"I Never Said That": A dataset, taxonomy and baselines on response clarity classification
Konstantinos Thomas, Giorgos Filandrianos, Maria Lymperaiou, Chrysoula Zerva, Giorgos Stamou
TL;DR
This work defines a novel task: automatically evaluating the clarity of responses in political interviews. It introduces a two-level taxonomy (3 high-level classes with 9 evasion sub-categories) and a 3,445 QA-pair dataset built from presidential interviews using ChatGPT-assisted decomposition and human validation. Through extensive experiments across encoders, LLMs, prompting strategies, and LoRA-based tuning, the authors show that finetuned LLMs and evasion-based labeling yield strong performance, with model knowledge and grounding considerations shaping results. The study offers a resource and framework enabling scalable political discourse analysis and long-context reasoning in NLP, while acknowledging limitations and outlining directions for multilingual generalization and deeper discourse studies.
Abstract
Equivocation and ambiguity in public speech are well-studied discourse phenomena, especially in political science and analysis of political interviews. Inspired by the well-grounded theory on equivocation, we aim to resolve the closely related problem of response clarity in questions extracted from political interviews, leveraging the capabilities of Large Language Models (LLMs) and human expertise. To this end, we introduce a novel taxonomy that frames the task of detecting and classifying response clarity and a corresponding clarity classification dataset which consists of question-answer (QA) pairs drawn from political interviews and annotated accordingly.

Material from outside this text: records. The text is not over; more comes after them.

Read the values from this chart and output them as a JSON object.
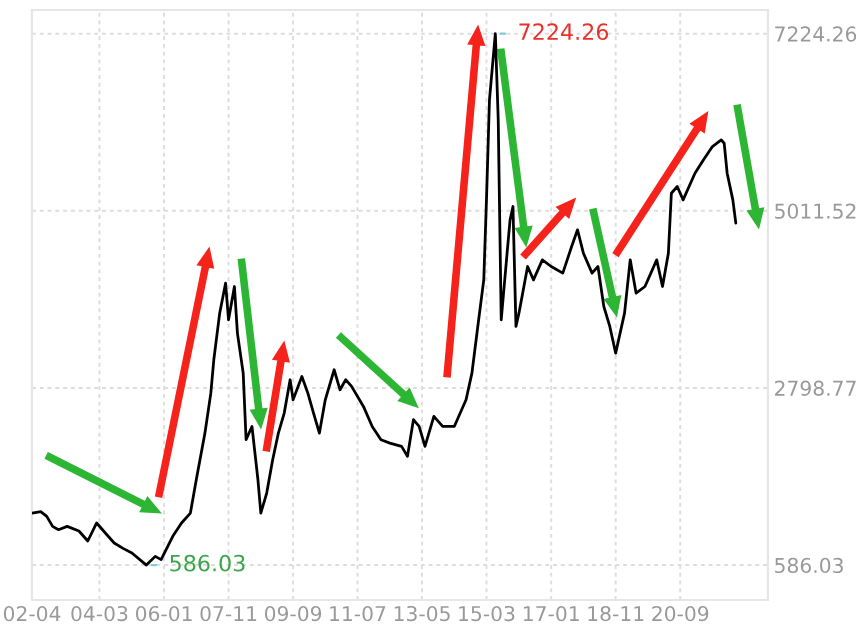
{
  "chart_data": {
    "type": "line",
    "x": [
      "2002-04",
      "2002-07",
      "2002-09",
      "2002-11",
      "2003-01",
      "2003-04",
      "2003-08",
      "2003-11",
      "2004-02",
      "2004-05",
      "2004-08",
      "2004-11",
      "2005-02",
      "2005-07",
      "2005-10",
      "2005-12",
      "2006-04",
      "2006-07",
      "2006-10",
      "2006-12",
      "2007-03",
      "2007-05",
      "2007-06",
      "2007-08",
      "2007-10",
      "2007-11",
      "2008-01",
      "2008-02",
      "2008-04",
      "2008-05",
      "2008-07",
      "2008-09",
      "2008-10",
      "2008-12",
      "2009-02",
      "2009-04",
      "2009-06",
      "2009-08",
      "2009-09",
      "2009-12",
      "2010-02",
      "2010-04",
      "2010-06",
      "2010-08",
      "2010-11",
      "2011-01",
      "2011-03",
      "2011-05",
      "2011-09",
      "2011-12",
      "2012-03",
      "2012-06",
      "2012-10",
      "2012-12",
      "2013-02",
      "2013-04",
      "2013-06",
      "2013-09",
      "2013-12",
      "2014-04",
      "2014-08",
      "2014-10",
      "2014-12",
      "2015-02",
      "2015-03",
      "2015-04",
      "2015-06",
      "2015-07",
      "2015-08",
      "2015-10",
      "2015-11",
      "2015-12",
      "2016-01",
      "2016-02",
      "2016-05",
      "2016-07",
      "2016-10",
      "2017-01",
      "2017-05",
      "2017-08",
      "2017-10",
      "2017-12",
      "2018-03",
      "2018-05",
      "2018-07",
      "2018-09",
      "2018-11",
      "2019-02",
      "2019-04",
      "2019-06",
      "2019-09",
      "2020-01",
      "2020-03",
      "2020-05",
      "2020-06",
      "2020-08",
      "2020-10",
      "2021-02",
      "2021-05",
      "2021-08",
      "2021-11",
      "2021-12",
      "2022-01",
      "2022-03",
      "2022-04"
    ],
    "series": [
      {
        "color": "#000000",
        "values": [
          1236,
          1253,
          1195,
          1070,
          1028,
          1070,
          1012,
          887,
          1112,
          987,
          862,
          795,
          737,
          586.03,
          695,
          654,
          945,
          1112,
          1236,
          1652,
          2235,
          2734,
          3151,
          3733,
          4108,
          3650,
          4066,
          3484,
          2984,
          2152,
          2318,
          1652,
          1236,
          1486,
          1902,
          2235,
          2485,
          2901,
          2651,
          2942,
          2734,
          2485,
          2235,
          2651,
          3026,
          2776,
          2901,
          2818,
          2568,
          2318,
          2152,
          2110,
          2069,
          1944,
          2402,
          2318,
          2069,
          2443,
          2318,
          2318,
          2651,
          2984,
          3567,
          4149,
          5148,
          6397,
          7224.26,
          6147,
          3650,
          4482,
          4898,
          5065,
          3567,
          3733,
          4316,
          4149,
          4399,
          4316,
          4233,
          4566,
          4774,
          4482,
          4233,
          4316,
          3816,
          3567,
          3234,
          3733,
          4399,
          3983,
          4066,
          4399,
          4066,
          4482,
          5231,
          5315,
          5148,
          5481,
          5648,
          5814,
          5897,
          5856,
          5481,
          5148,
          4857
        ]
      }
    ],
    "xlim": [
      "2002-04",
      "2023-03"
    ],
    "xticks": [
      {
        "value": "2002-04",
        "label": "02-04"
      },
      {
        "value": "2004-03",
        "label": "04-03"
      },
      {
        "value": "2006-01",
        "label": "06-01"
      },
      {
        "value": "2007-11",
        "label": "07-11"
      },
      {
        "value": "2009-09",
        "label": "09-09"
      },
      {
        "value": "2011-07",
        "label": "11-07"
      },
      {
        "value": "2013-05",
        "label": "13-05"
      },
      {
        "value": "2015-03",
        "label": "15-03"
      },
      {
        "value": "2017-01",
        "label": "17-01"
      },
      {
        "value": "2018-11",
        "label": "18-11"
      },
      {
        "value": "2020-09",
        "label": "20-09"
      }
    ],
    "ylim": [
      150,
      7520
    ],
    "yticks": [
      586.03,
      2798.77,
      5011.52,
      7224.26
    ],
    "grid": true,
    "legend": false,
    "annotations": [
      {
        "text": "586.03",
        "x": "2005-07",
        "y": 586.03
      },
      {
        "text": "7224.26",
        "x": "2015-06",
        "y": 7224.26
      }
    ]
  }
}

Our proposed two-level taxonomy addresses the clarity of a response in terms of the information provided for a given question (high-level) and also provides a fine-grained taxonomy of evasion techniques that relate to unclear, ambiguous responses (lower-level). We combine ChatGPT and human annotators to collect, validate and annotate discrete QA pairs from political interviews, to be used for our newly introduced response clarity task. We provide a detailed analysis and conduct several experiments with different model architectures, sizes and adaptation methods to gain insights and establish new baselines over the proposed dataset and task.